Willa ma odmienny status niż reszta ziemian. Nie musi już nikomu usługiwać, ani sprężać się, by wykonać wszystkie narzucone jej obowiązki. Aktualnie, mimo swego pochodzenia, jest traktowana z dużo większym szacunkiem, ponieważ wszyscy w Bożylesie wiedza, że bracia Abklęci traktują ją jak członka swojej rodziny. Tylko czy do końca tak jest? W wyniku wielu zawirowań Willę trafiło zaklęcie bóstwa chaosu i teraz jej dusza połączyła się z piątką wspomnianych mężczyzn. W wyniku tego zdarzenia dziewczyna nie może odejść zbyt daleko, ponieważ ją to zabija. Z drugiej strony bliski kontakt z którymś z Abklętych jest czymś, co ją uspokaja i dostarcza wiele przyjemności (co w sumie nie dziwi, gdy się przeczyta, jak oni wyglądają). Dodajmy do tego jednak fakt, że bóstwo chaosu wcale nie planuje zostawić głównej heroiny w spokoju, a jej opiekunów traktuje jak przeszkodę do pokonania; i mamy nieciekawą sytuację, która szybko eskaluje w otwarty konflikt (pełen nowych przeciwników). Jak Willa radzi sobie w nowej sytuacji i jak się do tego ma jej standardowy, wrodzony pech – wszystko znajdziecie w drugim tomie serii Klątwa bogów.
Niech stanie się chaos!
Kontynuacja przygód nieuporządkowanej Willi jest utrzymana w bardzo podobnym duchu jak tom otwierający. Ponownie fabularnie wiele się dzieje, gdyż wszyscy zdają się być z różnych powodów zainteresowani główną bohaterką. Generuje to zarówno niebezpieczne, jak i zabawne sceny, aż czasami brakuje nam przerwy, gdyż na przykład ledwo skończy się jakaś bijatyka, od razu zaczyna się spięcie między Abklętymi lub wyprawa do krainy bogów. Interesująco, aczkolwiek powoli rozwija się temat wszechobecnego wokół dziewczyny chaosu oraz nabywanych w związku z nim mocy. Trochę więcej wydarzeń powiązanych jest tym razem z przyjaciółką heroiny, Ziemianką Emmą, więc dane jest nam lepiej poznać ją oraz jej nastawienie do aktualnej sytuacji ludzi w Bożylesie. Ponadto wprowadzony zostaje również kolejny ciekawy bohater – Neutralność, który – jak możecie podejrzewać – mocno miesza w już i tak skomplikowanych relacjach między Willą a resztą świata.
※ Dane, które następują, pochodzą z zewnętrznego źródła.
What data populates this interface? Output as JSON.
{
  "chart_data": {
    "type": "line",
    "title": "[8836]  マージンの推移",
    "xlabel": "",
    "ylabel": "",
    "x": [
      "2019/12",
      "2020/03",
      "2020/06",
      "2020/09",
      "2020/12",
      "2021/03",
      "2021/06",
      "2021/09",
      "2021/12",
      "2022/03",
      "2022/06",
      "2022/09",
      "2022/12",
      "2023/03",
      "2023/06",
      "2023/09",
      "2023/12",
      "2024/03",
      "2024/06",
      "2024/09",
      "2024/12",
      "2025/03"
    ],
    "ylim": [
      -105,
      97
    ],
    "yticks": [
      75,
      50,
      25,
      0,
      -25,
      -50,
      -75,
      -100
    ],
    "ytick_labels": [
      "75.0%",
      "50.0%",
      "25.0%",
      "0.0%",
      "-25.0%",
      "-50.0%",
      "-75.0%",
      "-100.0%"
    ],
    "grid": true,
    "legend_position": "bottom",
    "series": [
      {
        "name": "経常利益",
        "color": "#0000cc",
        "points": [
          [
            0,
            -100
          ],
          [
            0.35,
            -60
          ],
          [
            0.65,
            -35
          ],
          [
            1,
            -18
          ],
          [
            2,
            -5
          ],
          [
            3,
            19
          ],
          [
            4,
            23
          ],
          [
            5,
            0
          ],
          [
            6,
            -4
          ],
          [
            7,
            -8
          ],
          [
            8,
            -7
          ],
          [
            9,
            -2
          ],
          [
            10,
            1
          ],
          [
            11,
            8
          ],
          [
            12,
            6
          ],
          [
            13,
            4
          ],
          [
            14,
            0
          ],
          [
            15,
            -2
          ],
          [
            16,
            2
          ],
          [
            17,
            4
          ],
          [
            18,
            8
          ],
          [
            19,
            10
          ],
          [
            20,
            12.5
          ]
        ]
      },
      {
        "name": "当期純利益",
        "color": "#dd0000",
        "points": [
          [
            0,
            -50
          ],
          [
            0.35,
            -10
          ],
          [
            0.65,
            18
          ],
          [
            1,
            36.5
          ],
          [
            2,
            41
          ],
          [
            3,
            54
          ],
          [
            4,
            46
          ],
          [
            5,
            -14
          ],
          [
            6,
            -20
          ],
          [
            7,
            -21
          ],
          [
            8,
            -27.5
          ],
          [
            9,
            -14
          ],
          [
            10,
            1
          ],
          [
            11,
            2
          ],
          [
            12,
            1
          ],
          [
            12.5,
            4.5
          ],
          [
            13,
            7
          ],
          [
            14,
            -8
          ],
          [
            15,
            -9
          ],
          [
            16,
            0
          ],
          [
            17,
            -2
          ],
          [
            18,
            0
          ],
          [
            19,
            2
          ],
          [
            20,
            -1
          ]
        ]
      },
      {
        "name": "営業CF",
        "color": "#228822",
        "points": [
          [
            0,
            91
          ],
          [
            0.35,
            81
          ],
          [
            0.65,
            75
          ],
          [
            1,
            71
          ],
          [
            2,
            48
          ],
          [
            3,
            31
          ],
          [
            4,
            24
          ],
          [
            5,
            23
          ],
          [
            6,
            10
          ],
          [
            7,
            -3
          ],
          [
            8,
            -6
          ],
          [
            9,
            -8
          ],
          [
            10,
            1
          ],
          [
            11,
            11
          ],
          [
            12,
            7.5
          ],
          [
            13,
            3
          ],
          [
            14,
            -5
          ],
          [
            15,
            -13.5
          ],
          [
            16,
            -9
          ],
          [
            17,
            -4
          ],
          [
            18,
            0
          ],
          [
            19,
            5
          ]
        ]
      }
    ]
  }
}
Status Guilty pleasure utrzymany
Klątwa bogów to taka seria, po którą sięga się w ramach relaksu i chęci odstresowania po ciężkim tygodniu. Nie wnosi ona żadnych dodatkowych wartości poza czystą (momentami szaloną) rozrywką. Istotne jest również, że nadal nie jest to tytuł erotyczny, gdyż ponownie w książce, mimo obecności pięciu przystojnych mężczyzn, nie dochodzi do przeznaczonych dla dorosłych scen łóżkowych. Są momenty całowania i kilka razy głównej bohaterce znikają bądź spadają różne części garderoby, ale wywołuje to raczej śmiech i konsternację niż szaleńcze napady uczuć z czyjejkolwiek strony. Sama Willa nadal jest głupiutką, mało inteligentną postacią, która raczej nie kieruje się w swoim życiu logicznym myśleniem, jednak jeśli komuś nie przeszkadzają takie jednostki, to dla samych braci Abklętych warto dać tej serii szansę. Czytelnicy zaznajomieni z nomenklaturą mangową z pewnością zrozumieją, gdy opiszę Klątwę bogów jako mieszankę ecchi z reverse harem.
Jeszcze cztery części przed nami
Patrząc na tempo i absurdalność dotychczasowych wydarzeń, trudno sobie wyobrazić, co jeszcze może spotkać chaotyczną Knight oraz jej ekipę. Zdecydowanie nie jest to seria, dla wszystkich, jednak równocześnie podkreślam, że książki dostarczają sporo rozrywki w nieskomplikowanej formie. Niezwykli Abklęci, spośród których każdy czytelnik lub każda czytelniczka jest w stanie wybrać swój typ, mogą uprzyjemnić gorszy dzień.